Ministro Gilmar Mendes defende maior articulação de políticas públicas para a infância e juventude

Compartilhe

O presidente do Conselho Nacional de Justiça (CNJ), ministro Gilmar Mendes, enfatizou nesta sexta-feira (16/4) a necessidade de o Judiciário brasileiro avançar na articulação de políticas públicas voltadas à garantia dos direitos das crianças e adolescentes. Mendes encerrou nesta sexta-feira o Encontro Nacional de Coordenadorias de Infância e Juventude realizado no plenário do CNJ.

O ministro ressaltou que “o CNJ tem uma rara oportunidade de contribuir para a verticalização, integração e articulação das diversas políticas públicas”. Ainda na avaliação de Gilmar Mendes, “o que podemos fazer é zelar pelo cumprimento da Constituição, assegurar o direito à escola e à saúde do menor, fiscalizar os ambientes de internação e implantar o cadastro de adoção, em articulação com as demais autoridades”. Mendes destacou também que o Judiciário precisa pensar formas de viabilizar parcerias para garantir esse quadro.

Questionado se terminava o mandato com alguma frustração, Gilmar Mendes afirmou sentir muito não ter conseguido implantar uma maior articulação no âmbito da infância e juventude, em razão da complexidade e pulverização do tema. “Temos que sair dos casulos e gabinetes para conhecer a realidade que é extremamente dura de abuso sexual de crianças, de pedofilia e uso do crack”, completou Mendes.

Projetos – Durante o encontro, realizado ao longo desta sexta-feira, foram definidos dois grandes projetos para o incremento do trabalho do Judiciário junto à infância e juventude. Foi definida a realização da “Semana Nacional das Audiências Concentradas” a ser realizada em 27 de julho de 2010, com a participação de todos os tribunais do país com o principal objetivo de revisar a situação pessoal e processual das crianças acolhidas. Será um esforço concentrado do Judiciário para chamar a atenção da sociedade para a importância da questão que envolve os problemas da infância e juventude.

Também foi instituída uma comissão multidisciplinar composta por magistrados, desembargadores, médicos, psicólogos e pedagogos, especializados em dependência química. Esse grupo terá um prazo de 60 dias para o levantamento de informações que vão subsidiar o lançamento da “Campanha Nacional de Prevenção ao Uso de Drogas”, em especial do crack.

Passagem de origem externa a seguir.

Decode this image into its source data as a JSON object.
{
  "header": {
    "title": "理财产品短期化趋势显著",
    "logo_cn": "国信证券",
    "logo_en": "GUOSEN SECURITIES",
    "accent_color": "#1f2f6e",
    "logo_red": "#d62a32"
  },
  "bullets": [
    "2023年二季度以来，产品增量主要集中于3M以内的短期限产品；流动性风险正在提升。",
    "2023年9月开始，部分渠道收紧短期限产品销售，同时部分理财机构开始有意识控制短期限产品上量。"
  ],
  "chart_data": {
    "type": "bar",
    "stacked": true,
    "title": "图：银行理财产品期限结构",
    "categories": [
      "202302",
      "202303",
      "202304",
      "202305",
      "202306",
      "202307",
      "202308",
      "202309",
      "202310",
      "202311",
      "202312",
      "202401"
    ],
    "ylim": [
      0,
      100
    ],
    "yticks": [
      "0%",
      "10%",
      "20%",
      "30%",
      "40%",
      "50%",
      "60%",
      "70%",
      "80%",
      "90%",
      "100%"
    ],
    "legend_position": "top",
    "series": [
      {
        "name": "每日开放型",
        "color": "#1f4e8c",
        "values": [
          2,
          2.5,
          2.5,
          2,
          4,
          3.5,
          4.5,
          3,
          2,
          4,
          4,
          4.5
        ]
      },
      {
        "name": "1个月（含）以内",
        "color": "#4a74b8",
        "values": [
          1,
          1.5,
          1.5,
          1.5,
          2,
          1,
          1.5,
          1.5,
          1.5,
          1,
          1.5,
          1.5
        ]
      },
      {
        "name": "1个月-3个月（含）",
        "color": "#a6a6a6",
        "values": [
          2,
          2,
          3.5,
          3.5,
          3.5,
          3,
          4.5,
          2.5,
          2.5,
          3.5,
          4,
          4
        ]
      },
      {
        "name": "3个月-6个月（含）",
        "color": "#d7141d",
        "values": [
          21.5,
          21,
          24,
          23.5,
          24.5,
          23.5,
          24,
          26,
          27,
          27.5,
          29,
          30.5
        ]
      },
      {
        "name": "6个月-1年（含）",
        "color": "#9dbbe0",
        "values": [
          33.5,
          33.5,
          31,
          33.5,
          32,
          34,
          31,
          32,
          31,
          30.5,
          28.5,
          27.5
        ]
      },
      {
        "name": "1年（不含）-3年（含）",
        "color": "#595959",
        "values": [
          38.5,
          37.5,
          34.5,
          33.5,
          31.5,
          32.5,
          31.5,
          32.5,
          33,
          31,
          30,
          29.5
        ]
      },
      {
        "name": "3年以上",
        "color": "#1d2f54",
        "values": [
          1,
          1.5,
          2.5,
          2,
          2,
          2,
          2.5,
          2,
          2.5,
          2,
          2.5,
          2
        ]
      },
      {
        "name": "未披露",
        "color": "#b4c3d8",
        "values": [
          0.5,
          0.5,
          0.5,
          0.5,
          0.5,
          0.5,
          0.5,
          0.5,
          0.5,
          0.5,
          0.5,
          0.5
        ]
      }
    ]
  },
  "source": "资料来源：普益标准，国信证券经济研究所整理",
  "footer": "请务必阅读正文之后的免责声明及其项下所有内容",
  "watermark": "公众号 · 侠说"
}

Outro resultado do encontro foi a criação do Comitê Nacional Gestor das Coordenadorias da Infância e Juventude e de uma rede virtual chamada “G-Infância” para integrar os trabalhos de cada região e formar um banco de dados de boas práticas de acordo com as peculiaridades de cada estado. Segundo o conselheiro Paulo Tamburini, “essa integração viabiliza o aprimoramento das políticas públicas e a criação de parâmetros que conferem uma identidade nacional à questão da infância e juventude”.